The long and short of it is, regardless of what the internet lawyers tell you, if you take money for a product and that product does not arrive to the buyer or arrives in significantly other than agreed condition due to shipping damage, Somebody is going to take a loss and it's not going to be the buyer unless they happen to be some saintly character. You as the seller will wind up loosing one way or another, unless you can successfully file a claim with the shipping carrier to get reimbursed, or have actually purchased real 3rd party insurance coverage & are willing to eat the deductible.
I do distance selling for a living and know very well how the whole "I don't need insurance" thing works out.
We get it all the time, usually from other cheapsakate resellers trying to ship on their shipper account & not wanting to pay for insurance, claiming that they "Have their own insurance coverage" and sometimes even demanding no insurance in writing on their Purchase Orders.
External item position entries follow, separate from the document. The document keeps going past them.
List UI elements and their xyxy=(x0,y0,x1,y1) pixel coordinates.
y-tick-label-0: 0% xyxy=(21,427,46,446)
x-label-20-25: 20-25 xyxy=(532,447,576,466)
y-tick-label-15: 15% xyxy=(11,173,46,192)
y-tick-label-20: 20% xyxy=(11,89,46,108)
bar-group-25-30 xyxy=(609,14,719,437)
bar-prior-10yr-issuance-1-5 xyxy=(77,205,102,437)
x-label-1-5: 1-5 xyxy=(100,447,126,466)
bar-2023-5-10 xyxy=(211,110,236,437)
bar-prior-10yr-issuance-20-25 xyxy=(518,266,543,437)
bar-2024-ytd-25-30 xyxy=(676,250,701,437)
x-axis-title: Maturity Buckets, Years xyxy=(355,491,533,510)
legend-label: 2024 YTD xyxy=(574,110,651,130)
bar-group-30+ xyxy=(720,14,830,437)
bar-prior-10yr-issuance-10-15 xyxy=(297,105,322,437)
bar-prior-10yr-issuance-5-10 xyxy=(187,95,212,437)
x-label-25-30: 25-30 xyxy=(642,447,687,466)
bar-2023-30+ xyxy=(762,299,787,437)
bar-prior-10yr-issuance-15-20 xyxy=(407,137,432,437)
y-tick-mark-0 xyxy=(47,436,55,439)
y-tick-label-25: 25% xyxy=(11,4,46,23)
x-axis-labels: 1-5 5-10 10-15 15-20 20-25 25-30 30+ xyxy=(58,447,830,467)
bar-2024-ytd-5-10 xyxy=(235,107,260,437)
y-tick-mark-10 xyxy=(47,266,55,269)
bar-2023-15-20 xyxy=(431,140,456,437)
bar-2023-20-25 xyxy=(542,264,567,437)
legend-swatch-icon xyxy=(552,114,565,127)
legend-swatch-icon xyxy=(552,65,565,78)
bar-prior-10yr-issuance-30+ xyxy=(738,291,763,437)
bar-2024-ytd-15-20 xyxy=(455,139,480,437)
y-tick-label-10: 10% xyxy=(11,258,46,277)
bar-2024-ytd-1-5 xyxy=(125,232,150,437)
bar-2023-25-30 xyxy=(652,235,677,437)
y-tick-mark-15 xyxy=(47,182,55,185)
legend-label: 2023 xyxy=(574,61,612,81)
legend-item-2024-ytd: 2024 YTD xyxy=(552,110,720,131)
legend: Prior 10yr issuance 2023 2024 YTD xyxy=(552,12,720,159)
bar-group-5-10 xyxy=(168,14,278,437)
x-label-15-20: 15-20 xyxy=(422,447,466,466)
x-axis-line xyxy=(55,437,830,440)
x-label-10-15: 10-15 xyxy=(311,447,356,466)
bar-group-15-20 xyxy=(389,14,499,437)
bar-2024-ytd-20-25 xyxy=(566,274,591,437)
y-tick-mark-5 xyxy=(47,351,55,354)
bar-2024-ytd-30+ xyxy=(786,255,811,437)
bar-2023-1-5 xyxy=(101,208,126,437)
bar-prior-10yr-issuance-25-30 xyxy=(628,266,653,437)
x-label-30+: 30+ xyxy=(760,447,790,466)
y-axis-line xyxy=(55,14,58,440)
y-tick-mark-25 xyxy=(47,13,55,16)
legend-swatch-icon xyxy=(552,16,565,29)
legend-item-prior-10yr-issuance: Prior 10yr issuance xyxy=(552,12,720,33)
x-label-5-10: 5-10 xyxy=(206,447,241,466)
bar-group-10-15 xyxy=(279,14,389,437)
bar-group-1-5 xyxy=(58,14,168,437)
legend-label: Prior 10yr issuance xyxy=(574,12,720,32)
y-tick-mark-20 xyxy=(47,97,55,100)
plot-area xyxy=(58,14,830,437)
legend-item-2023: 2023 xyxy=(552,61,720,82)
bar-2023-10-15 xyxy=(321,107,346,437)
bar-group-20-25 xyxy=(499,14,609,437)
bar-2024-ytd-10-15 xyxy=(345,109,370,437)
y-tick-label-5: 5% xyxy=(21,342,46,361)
In the past 2 decades I've never once seen anyone that demanded no insurance or claimed to have their own insurance coverage be willing to accept the loss if something arrives damaged or never arrives. They will without a doubt start trying to do a chargeback, refuse to pay their invoices, threaten to sue you etc, try to ruin your reputation, try to make a fraud complaint against you, blackmail you anyway possible to get you to pay for a replacement item or refund them.
That's why we tell them sorry, it gets carrier insurance or we cancel your order, no exceptions. When we ship, our prices include insurance in the shipping charge, if we are shipping on their account, carrier insurance is mandatory for them to have selected.
You can argue till you are blue in the face about that somebody agreed not to pay for insurance and accept the risk, but in the real world that doesn't hold water & buyers never own up to it. So why put yourself through all that trouble?
If you are shipping something, just set the shipping price to include insurance for the sale price. If you are including shipping in the price (the whole "free shipping" BS), then make sure you calculate the price for the item based on insured shipping cost.
It's usually like 0.64% or less depending on carrier and total amount.
I understand some people are such reprobate cheapskates that an extra $20 to insure their $3000 purchase is the end of the world.
For those people you simply have to tell them No, it's for your own good and that is that.
Now if it's something that's so cheap you don't care about taking the loss if it never makes it, well then go for it, but usually that is under the $100 / $50 minimum insurance coverage most carriers offer by default.